Here's the thing about rules: they only work when they work. The trouble comes when they Don't. When they don't you have to decide on a "what next" and that gets amazingly fraught amazingly quickly because part of the natural social wiring package is this: it feels really good to retaliate. That's important to recognize because we also have these backup systems to defend our egos by creating justification for things. And rules make a Great justification for retaliation. They broke the rule, gotta do it, it's only right. It's one of the reasons people cling so hard to ideas like "consequences" that are really just veiled punishment - or to punishment itself. It feels reeeeeeeeeally good to hurt back.

So if a rule isn't working, the way to get around the urge to retaliate is to take a great big step back from the rule and connect with the actual person breaking it. What's going on? What problem are they trying to solve? What do they want to communicate or what need isn't getting met? How can you help them with whatever it is that's so important?

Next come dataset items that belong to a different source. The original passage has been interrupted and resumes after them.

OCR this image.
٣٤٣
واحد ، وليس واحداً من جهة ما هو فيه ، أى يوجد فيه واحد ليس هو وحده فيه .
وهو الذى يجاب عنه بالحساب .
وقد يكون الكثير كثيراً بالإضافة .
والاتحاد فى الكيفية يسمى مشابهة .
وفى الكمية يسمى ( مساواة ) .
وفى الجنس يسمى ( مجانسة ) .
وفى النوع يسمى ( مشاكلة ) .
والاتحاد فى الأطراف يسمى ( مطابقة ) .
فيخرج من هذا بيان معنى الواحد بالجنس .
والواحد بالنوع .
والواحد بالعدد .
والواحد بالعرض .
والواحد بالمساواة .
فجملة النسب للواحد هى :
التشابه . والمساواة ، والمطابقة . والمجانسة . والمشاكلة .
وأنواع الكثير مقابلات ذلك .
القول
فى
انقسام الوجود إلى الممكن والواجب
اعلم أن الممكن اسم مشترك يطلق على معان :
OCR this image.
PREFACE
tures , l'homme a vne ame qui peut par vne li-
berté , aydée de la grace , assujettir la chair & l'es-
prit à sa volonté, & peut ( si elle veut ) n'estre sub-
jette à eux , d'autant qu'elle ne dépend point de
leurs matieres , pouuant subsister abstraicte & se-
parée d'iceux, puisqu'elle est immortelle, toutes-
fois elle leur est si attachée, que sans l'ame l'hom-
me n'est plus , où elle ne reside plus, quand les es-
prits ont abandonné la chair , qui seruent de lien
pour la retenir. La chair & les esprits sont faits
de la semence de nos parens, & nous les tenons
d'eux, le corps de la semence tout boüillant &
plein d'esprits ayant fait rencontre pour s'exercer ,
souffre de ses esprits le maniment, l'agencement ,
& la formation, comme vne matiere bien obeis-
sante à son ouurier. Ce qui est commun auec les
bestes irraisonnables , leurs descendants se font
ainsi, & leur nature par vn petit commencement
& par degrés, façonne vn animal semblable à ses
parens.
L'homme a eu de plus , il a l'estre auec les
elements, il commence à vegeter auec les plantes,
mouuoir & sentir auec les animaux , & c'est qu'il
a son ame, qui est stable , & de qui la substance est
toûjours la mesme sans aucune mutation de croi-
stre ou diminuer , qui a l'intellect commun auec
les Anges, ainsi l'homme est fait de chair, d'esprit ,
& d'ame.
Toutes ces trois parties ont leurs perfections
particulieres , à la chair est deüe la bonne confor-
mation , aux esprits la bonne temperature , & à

Unschooling doesn't so much have a no-rules rule as a basic premise that people do things for reasons Getting into the reasons and building human understanding reduces rules to what they are at their best - a little shorthand code for when everyone wants to be on the same page without thinking about it. When rules work, that's how and why they work - they make it easy not to think. And when everyone's basically on the same page in general, that's great - energy can go to thinking about other things, more interesting things.

I talk to my kids (oldest is almost 5) about not hurting others

5 is still pretty young - young enough that a rule like "no hurting" can run into a whole lot of problems. Developmentally little kids really aren't very aware of where they end and other people begin - it's something they're both growing the wiring system for and learning to comprehend at the same time. At the same time, they're still developing language skills, social awareness, social skills, impulse control, and trying to understand their own feelings and their bodies' needs all at the same time. Having a rule - or even saying "be gentle" - doesn't change any of that. Now you have a little kid, trying to learn a whole lot of things at once, maybe overwhelmed... do you see where this is going? Kid's don't set out to break rules and be bad, they have a lot going on! They don't need rules so much as assistance in dealing with all that complexity.

Sometimes that assistance can take the form of information or reminders that can "look" like rules, especially if you're looking through that particular lens: hey, don't hit! or: come and get me next time! or: stop means Stop! I think sometimes when people hear "no rules" they think unschoolers must not (or should not) say things like that - but sometimes that's exactly the kind of thing kids need to help them focus their attention in a useful direction: oh... yeah, I have options, cool. What's important to keep in mind is that when that's Not what kids need, it's up to adults to exercise our magic adult superpowers and be creative and thoughtful and flexible - because they sure as heck can't be those things very well yet. They need us to do the adulting For them, to help them out in the moment, and to show them some better options for the future. It helps them learn! Much more effectively than taking revenge on a kid who's just melted down and thrown a block at someone.